Die Corona-Pandemie hat das Land in den Ausnahmezustand versetzt. Auch die Einrichtungen der mobilen Rehabilitation waren aufgrund der Krise in ihrer Leistungserbringung stark eingeschränkt und haben noch immer mit deren Auswirkungen zu kämpfen. Hierzu zählen nicht nur die Einnahmeausfälle infolge der Pandemie sondern auch eine Steigerung an Mehrkosten, die durch die Einhaltung der neuen Hygiene-Bestimmungen entstanden sind.

Um Einnahmeausfälle infolge der Corona-Pandemie zumindest zu einem Teil auszugleichen, werden alle stationären Vorsorge- und Reha-Einrichtungen wie auch die Akutkrankenhäuser durch den eigens dafür aufgespannten Schutzschirm der Bundesregierung unterstützt. Das gilt jedoch nicht für den Bereich der mobilen Reha. Um auch hier die Mehrkosten und Mindereinnahmen kompensieren zu können, werden dringend Ausgleichzahlungen benötigt. Zwar ist es den Leistungserbringern in der mobilen Reha möglich, mit Unterstützungsleistungen des Bundes und der Bundesländer die wirtschaftlichen Folgen der Pandemie abzumildern (z.B. mit Kurzarbeit oder steuerlichen Hilfsmaßnahmen), diese Instrumente stehen jedoch nur zeitlich begrenzt zur Verfügung.

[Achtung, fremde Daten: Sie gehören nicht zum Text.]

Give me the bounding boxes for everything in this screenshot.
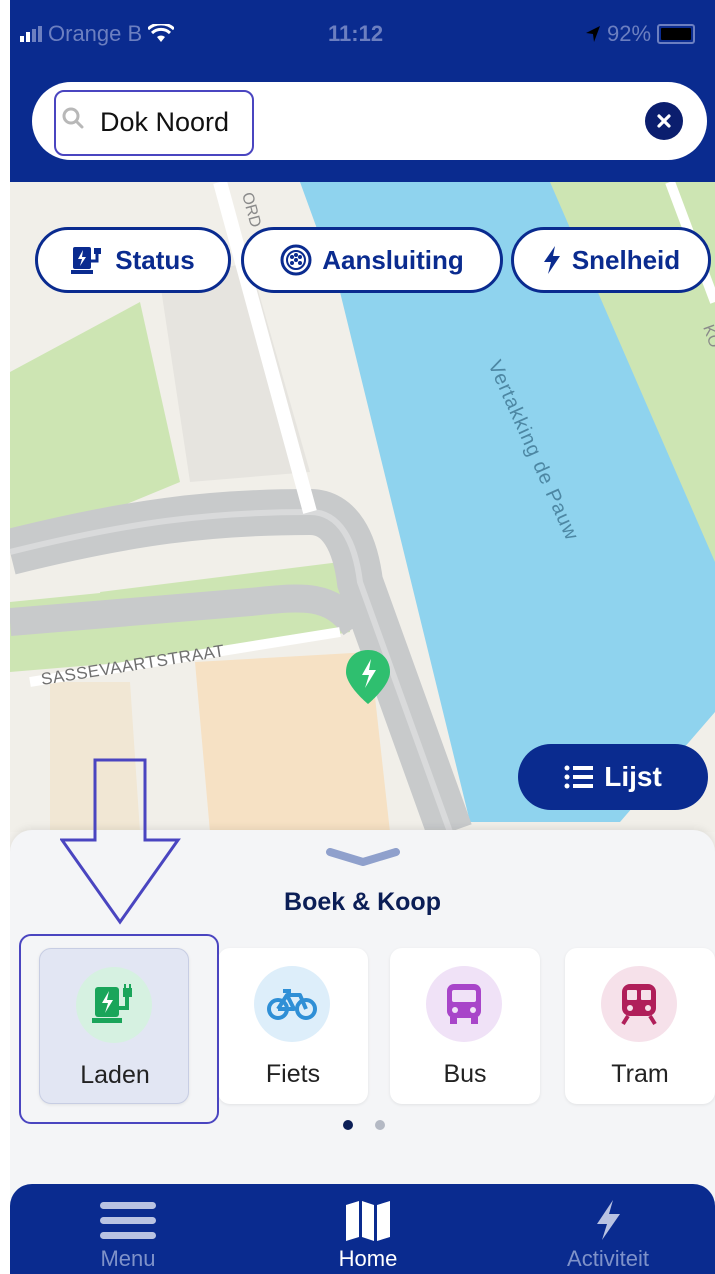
search-bar[interactable] [32, 82, 707, 160]
tab-activiteit[interactable]: Activiteit [528, 1184, 688, 1274]
service-card-fiets[interactable]: Fiets [218, 948, 368, 1104]
list-icon [564, 765, 594, 789]
tab-menu-label: Menu [100, 1246, 156, 1271]
connector-plug-icon [280, 244, 312, 276]
close-icon [657, 114, 671, 128]
map-view[interactable]: ORD Vertakking de Pauw SASSEVAARTSTRAAT … [10, 182, 715, 832]
search-input[interactable] [98, 96, 302, 148]
signal-icon [20, 26, 42, 42]
app-screen: Orange B 11:12 92% Dok Noord ORD Vertakk… [10, 0, 715, 1274]
tab-activiteit-label: Activiteit [567, 1246, 649, 1271]
sheet-collapse-handle-icon[interactable] [326, 848, 400, 868]
filter-connector-chip[interactable]: Aansluiting [241, 227, 503, 293]
page-dot[interactable] [375, 1120, 385, 1130]
tab-menu[interactable]: Menu [48, 1184, 208, 1274]
bottom-tab-bar: Menu Home Activiteit [10, 1184, 715, 1274]
laden-highlight-annotation [19, 934, 219, 1124]
service-card-tram[interactable]: Tram [565, 948, 715, 1104]
status-carrier: Orange B [20, 18, 175, 50]
charging-station-icon [71, 247, 102, 274]
hamburger-menu-icon [100, 1198, 156, 1242]
service-card-label: Bus [443, 1060, 487, 1088]
filter-status-label: Status [115, 244, 195, 275]
battery-icon [657, 24, 696, 44]
battery-percent: 92% [607, 21, 652, 46]
filter-connector-label: Aansluiting [322, 244, 464, 275]
service-card-label: Tram [611, 1060, 669, 1088]
page-dot-active[interactable] [343, 1120, 353, 1130]
lightning-icon [543, 246, 560, 274]
map-icon [344, 1198, 392, 1242]
page-indicator [343, 1120, 385, 1130]
annotation-arrow-icon [60, 758, 181, 925]
bus-icon [426, 966, 502, 1042]
tab-home-label: Home [338, 1246, 398, 1271]
filter-status-chip[interactable]: Status [35, 227, 231, 293]
clear-search-button[interactable] [645, 102, 683, 140]
location-arrow-icon [586, 26, 600, 42]
status-battery: 92% [585, 18, 696, 50]
filter-speed-label: Snelheid [571, 244, 681, 275]
top-bar: Orange B 11:12 92% [10, 0, 715, 182]
service-card-label: Fiets [265, 1060, 321, 1088]
lightning-icon [593, 1198, 623, 1242]
filter-speed-chip[interactable]: Snelheid [511, 227, 711, 293]
list-view-label: Lijst [604, 761, 662, 792]
search-icon [62, 107, 84, 129]
wifi-icon [148, 24, 175, 42]
tram-icon [601, 966, 677, 1042]
service-card-bus[interactable]: Bus [390, 948, 540, 1104]
status-time: 11:12 [328, 21, 384, 46]
list-view-button[interactable]: Lijst [518, 744, 708, 810]
bicycle-icon [254, 966, 330, 1042]
carrier-name: Orange B [48, 21, 143, 46]
tab-home[interactable]: Home [288, 1184, 448, 1274]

Die SPD-Bundestagsfraktion vertritt die Auffassung, dass die Einnahmeausfälle auch in den Einrichtungen der mobilen Reha hätten ausgeglichen werden müssen. Das ist allerdings an der Blockade des Gesundheitsministers und der Union gescheitert. Vor dem Hintergrund, dass die mobile Rehabilitation eine geeignete Rehabilitationsform ist, in der gerade Patientinnen und Patienten mit einem hohen Infektionsrisiko außerhalb von Gesundheitseinrichtungen behandelt werden können, ist diese Verweigerungshaltung sehr bedauerlich.

Nach Einschätzung von Dr. med. Rudolf Siegert, wird die Relevanz der mobilen Rehabilitation spürbar steigen. Im Gesetzgebungsverfahren zum Intensivpflege- und Rehabilitationsstärkungsgesetz hat die SPD-Fraktion genau darauf geachtet und erfolgreich dafür gekämpft, dass Menschen weiterhin zuhause gepflegt und beatmet werden können. Es ist gut, dass die ursprüngliche Absicht des Gesetzes, Intensivpflege in der Regel in stationären Pflegeeinrichtungen durchzuführen, vom Tisch ist. Das Gesetz sieht Verbesserungen bei den Leistungen der medizinischen Rehabilitation vor, in dem die Inanspruchnahme erleichtert und das Wahlrecht der Versicherten gestärkt wird. So reicht es bei der geriatrischen Rehabilitation künftig aus, wenn der Arzt diese Leistungen verordnet. Die Prüfung der Krankenkasse entfällt. Dadurch können Leistungen schneller und einfacher in Anspruch genommen werden. Der Grundsatz "Reha vor Pflege" wird gestärkt. Das  dient perspektivisch auch einer schnellen Wiederaufnahme des Reha-Betriebs insgesamt.

Die SPD-Bundestagsfraktion  Wird die Entwicklungen im Bereich mobilen Rehabilitation genau im Blick behalten.